One interesting thing I saw is, per a snippet that claimed to be part of Crowd Strike's ToS, it shouldn't have been installed on any of those machines where human life depended upon it (along with no nuclear facilities and a few other exceptions). Is there going to be any fallout from people installing it on systems the software wasn't designed for? Did Crowd Strike perhaps know it was being installed on these systems but ignored it since they were getting paid and it wasn't them violating the agreement?


if a user does something the manufacturer told them specifically not to do, I have a hard time blaming the manufacturer for it. Within an approved use? absolutely, blame the manufacturer.

but if you shoot yourself in the foot, don't blame the bowyer just because they sold the bow to you.


Supposedly, CrowdStrike sales would pressure companies to have the software installed on every system in their network.

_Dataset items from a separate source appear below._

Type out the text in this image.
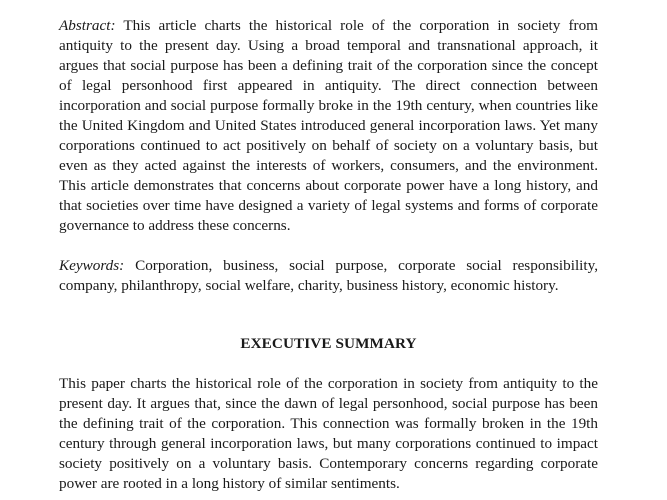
Abstract: This article charts the historical role of the corporation in society from antiquity to the present day. Using a broad temporal and transnational approach, it argues that social purpose has been a defining trait of the corporation since the concept of legal personhood first appeared in antiquity. The direct connection between incorporation and social purpose formally broke in the 19th century, when countries like the United Kingdom and United States introduced general incorporation laws. Yet many corporations continued to act positively on behalf of society on a voluntary basis, but even as they acted against the interests of workers, consumers, and the environment. This article demonstrates that concerns about corporate power have a long history, and that societies over time have designed a variety of legal systems and forms of corporate governance to address these concerns.

Keywords: Corporation, business, social purpose, corporate social responsibility, company, philanthropy, social welfare, charity, business history, economic history.

EXECUTIVE SUMMARY

This paper charts the historical role of the corporation in society from antiquity to the present day. It argues that, since the dawn of legal personhood, social purpose has been the defining trait of the corporation. This connection was formally broken in the 19th century through general incorporation laws, but many corporations continued to impact society positively on a voluntary basis. Contemporary concerns regarding corporate power are rooted in a long history of similar sentiments.
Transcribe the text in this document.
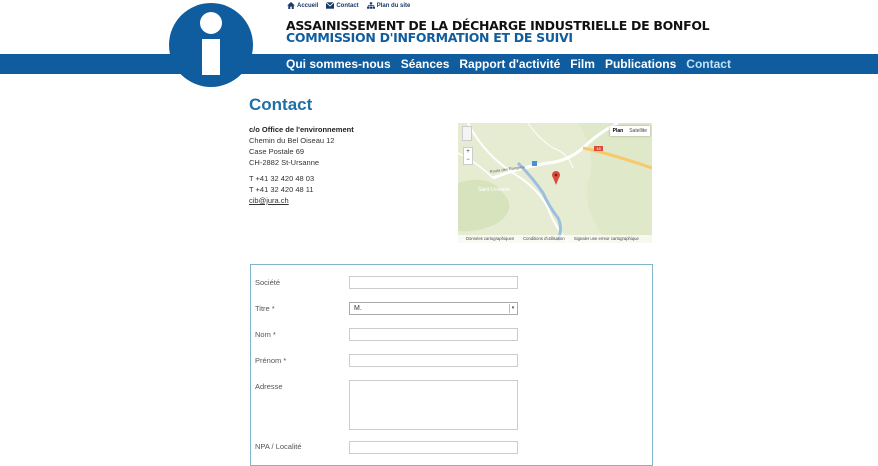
Accueil	Contact	Plan du site
ASSAINISSEMENT DE LA DÉCHARGE INDUSTRIELLE DE BONFOL
COMMISSION D'INFORMATION ET DE SUIVI
Qui sommes-nous Séances Rapport d'activité Film Publications Contact
Contact
c/o Office de l'environnement
Chemin du Bel Oiseau 12
Case Postale 69
CH-2882 St-Ursanne
T +41 32 420 48 03
T +41 32 420 48 11
cib@jura.ch
18
Saint-Ursanne
Route des Rangiers
+
−
Plan	Satellite
Données cartographiques Conditions d'utilisation Signaler une erreur cartographique
Société
Titre *	M.	▾
Nom *
Prénom *
Adresse
NPA / Localité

The 911 system itself is critical sure. I never said it wasn't. When the computer systems supporting 911 went down due to crowdstrike, those functions were replaced with available backups, that were planned for situations like this, e.g. using analog phones and taking notes by hand (just like they used to do it).

If the system survives (albeit with diminished capacity) loss of a component, then that component is not critical for the system. That's basically the definition of "critical".

Source: https://www.usatoday.com/story/news/nation/2024/07/19/crowds...


How did 911 services go down then? Whatever system caused that, should be by definition critical, imho.


According to the crowdstrike tos, sure..


If that's the case, that doesn't change GP's point: if Crowdstrike can bypass your org's controls on rolling out updates to its software, it shouldn't be used.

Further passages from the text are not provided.